Pages

Senin, 26 September 2016

SENDIRIAN



Saya sendirian, di tempat yang kau pikir sangat ramai ini aku sangat sendirian. Kamu meninggalkan saya tanpa menoleh ke belakang lagi. Kamu biarkan saya dengan luka menganga di kaki dan tidak kau perhatikan lagi.
Saya sendirian, dan tetap melangkah di jalanan sendiri. Butir-butir embun yang ada di kelopak mata perlahan mulai turun. Masih di belakangmu, masih luka lebih menganga dan penuh kerikil kecil.
Saya sendirian, tapi kau tak juga mengerti. Karena kamu lupa cara menggenggam tangan saya. Kamu lupa bahwa di tengah tawa pun terkadang ada sepi yang mengakar.
Saya sendirian, tidak mengertikah kamu? Sebuah kata yang tak bisa saya ucapkan dan terlanjur mengakar tidak diperhatikan.
Saya sendirian, ingin rasanya saya menangis dalam dunia saya. Saya ingin meluruhkan kedap yang ada di hati saya, mengakui bahwa saya sendiri dan terlampau terluka.
Saya sendirian, ingin lari ke  sepi yang yang membawa keramaian, ingin direngkuh puluhan tangan yang mengerti bahasa diam bahwa aku sendirian.
Saya sendirian, tapi kamu pikir aku dalam keramaian, kamu pikir aku direngkuh ribuan tangan.
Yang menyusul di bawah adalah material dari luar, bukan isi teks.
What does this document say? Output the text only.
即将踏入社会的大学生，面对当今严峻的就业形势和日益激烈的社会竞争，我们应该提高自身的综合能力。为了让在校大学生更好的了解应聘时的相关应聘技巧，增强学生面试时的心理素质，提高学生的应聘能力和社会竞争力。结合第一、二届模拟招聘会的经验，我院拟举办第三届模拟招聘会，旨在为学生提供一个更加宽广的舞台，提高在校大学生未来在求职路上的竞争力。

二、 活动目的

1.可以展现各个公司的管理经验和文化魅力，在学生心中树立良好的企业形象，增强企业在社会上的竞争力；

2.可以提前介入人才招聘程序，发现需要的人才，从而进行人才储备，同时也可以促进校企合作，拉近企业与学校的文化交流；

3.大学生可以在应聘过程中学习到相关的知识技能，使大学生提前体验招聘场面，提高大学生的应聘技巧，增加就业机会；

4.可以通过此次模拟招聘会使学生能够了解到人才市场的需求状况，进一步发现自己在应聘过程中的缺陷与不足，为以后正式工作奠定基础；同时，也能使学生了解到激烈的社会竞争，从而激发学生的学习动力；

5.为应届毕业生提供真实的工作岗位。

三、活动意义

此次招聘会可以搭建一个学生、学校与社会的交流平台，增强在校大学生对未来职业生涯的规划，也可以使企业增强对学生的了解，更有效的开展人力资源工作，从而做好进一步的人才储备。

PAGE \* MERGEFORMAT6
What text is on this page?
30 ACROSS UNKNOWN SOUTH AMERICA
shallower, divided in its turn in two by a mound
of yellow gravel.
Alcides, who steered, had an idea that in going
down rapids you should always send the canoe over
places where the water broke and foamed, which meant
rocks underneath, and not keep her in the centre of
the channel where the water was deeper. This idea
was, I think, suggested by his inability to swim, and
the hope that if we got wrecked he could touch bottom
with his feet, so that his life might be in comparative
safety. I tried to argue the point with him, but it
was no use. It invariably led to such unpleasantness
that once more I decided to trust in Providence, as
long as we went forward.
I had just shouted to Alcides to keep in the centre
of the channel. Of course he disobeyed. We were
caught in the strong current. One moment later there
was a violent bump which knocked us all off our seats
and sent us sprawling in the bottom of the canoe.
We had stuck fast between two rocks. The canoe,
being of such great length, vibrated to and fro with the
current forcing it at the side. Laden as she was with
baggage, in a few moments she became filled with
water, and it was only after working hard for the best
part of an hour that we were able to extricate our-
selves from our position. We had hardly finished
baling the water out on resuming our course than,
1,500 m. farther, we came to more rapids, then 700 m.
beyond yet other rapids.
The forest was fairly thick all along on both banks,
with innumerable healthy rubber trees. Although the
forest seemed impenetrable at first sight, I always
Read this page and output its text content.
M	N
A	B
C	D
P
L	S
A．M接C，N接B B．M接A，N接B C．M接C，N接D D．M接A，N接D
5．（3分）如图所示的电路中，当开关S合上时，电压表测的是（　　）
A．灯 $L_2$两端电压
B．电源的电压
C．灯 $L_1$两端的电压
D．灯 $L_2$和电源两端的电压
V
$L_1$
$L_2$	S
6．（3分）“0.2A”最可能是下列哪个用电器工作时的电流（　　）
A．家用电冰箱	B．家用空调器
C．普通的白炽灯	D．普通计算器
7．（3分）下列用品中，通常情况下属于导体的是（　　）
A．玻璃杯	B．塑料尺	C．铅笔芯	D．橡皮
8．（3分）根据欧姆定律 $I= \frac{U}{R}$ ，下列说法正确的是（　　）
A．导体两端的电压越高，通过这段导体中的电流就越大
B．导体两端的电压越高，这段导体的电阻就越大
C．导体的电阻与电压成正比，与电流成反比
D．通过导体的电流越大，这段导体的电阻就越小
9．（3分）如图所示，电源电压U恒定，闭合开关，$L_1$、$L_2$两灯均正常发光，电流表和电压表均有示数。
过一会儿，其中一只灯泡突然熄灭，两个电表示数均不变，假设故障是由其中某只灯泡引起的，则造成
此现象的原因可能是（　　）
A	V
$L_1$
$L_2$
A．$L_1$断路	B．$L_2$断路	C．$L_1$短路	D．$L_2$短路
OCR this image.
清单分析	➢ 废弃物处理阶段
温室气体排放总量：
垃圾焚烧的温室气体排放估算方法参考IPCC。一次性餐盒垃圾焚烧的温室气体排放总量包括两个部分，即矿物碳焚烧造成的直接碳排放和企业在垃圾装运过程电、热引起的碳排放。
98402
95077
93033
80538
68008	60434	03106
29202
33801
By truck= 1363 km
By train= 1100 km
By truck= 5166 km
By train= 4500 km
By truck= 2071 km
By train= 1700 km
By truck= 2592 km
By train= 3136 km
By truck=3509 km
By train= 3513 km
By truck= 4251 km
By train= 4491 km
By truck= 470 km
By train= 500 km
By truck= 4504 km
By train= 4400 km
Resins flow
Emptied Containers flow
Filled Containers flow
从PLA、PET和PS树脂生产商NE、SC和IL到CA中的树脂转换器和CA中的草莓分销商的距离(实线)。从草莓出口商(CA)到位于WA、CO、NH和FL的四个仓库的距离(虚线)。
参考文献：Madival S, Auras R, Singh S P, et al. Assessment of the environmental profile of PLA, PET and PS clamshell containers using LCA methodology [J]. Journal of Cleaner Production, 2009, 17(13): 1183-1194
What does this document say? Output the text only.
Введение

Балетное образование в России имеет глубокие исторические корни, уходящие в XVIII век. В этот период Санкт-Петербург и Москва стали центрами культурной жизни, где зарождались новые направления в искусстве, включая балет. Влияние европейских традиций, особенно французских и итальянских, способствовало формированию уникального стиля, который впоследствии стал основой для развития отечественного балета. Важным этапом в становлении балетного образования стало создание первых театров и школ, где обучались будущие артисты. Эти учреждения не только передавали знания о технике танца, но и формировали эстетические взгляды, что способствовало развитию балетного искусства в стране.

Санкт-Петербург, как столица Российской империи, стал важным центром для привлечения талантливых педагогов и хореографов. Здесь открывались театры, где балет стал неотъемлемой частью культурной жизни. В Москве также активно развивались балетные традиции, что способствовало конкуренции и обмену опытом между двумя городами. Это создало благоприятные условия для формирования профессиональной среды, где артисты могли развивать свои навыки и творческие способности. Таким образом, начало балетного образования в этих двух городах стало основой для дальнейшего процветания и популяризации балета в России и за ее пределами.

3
Faktanya matamu tak dapat lagi melihat kenyataan, yang kau lihat hanya sebuah siluet senyum yang sengaja aku paksakan.
Saya sendirian, memilih menyingkir entah untuk apa berkorban dan tak sengaja kau tepiskan. Blok-blok mulai membentuk dindingnya, waktu mulai membuat jaraknya, ruang menggali kuasanya.
Saya sendirian, entah di ujung pagi atau di kedalaman senja. Sesuatu hal yang engkau lupakan, engkau abaikan.
Saya sendirian, perlahan mulai luruh di air mata dan butuh sandaran. Tapi siapa? Kau melangkah dan tak juga menengok.
Saya sendirian, dan terlampau ingin pulang cari kedamaian. Kelelahan menahan penat yang tak dapat dibagi dan diratakan.
Saya sendirian.
Malang, 27 September 2016
Aku menipumu dengan siluet senyumku, mengatakan bahwa aku baik-baik saja. Aku pikir suatu saat kamu akan mengerti. Tapi hari ini, aku menyadari kamu bukan orang sejeli itu.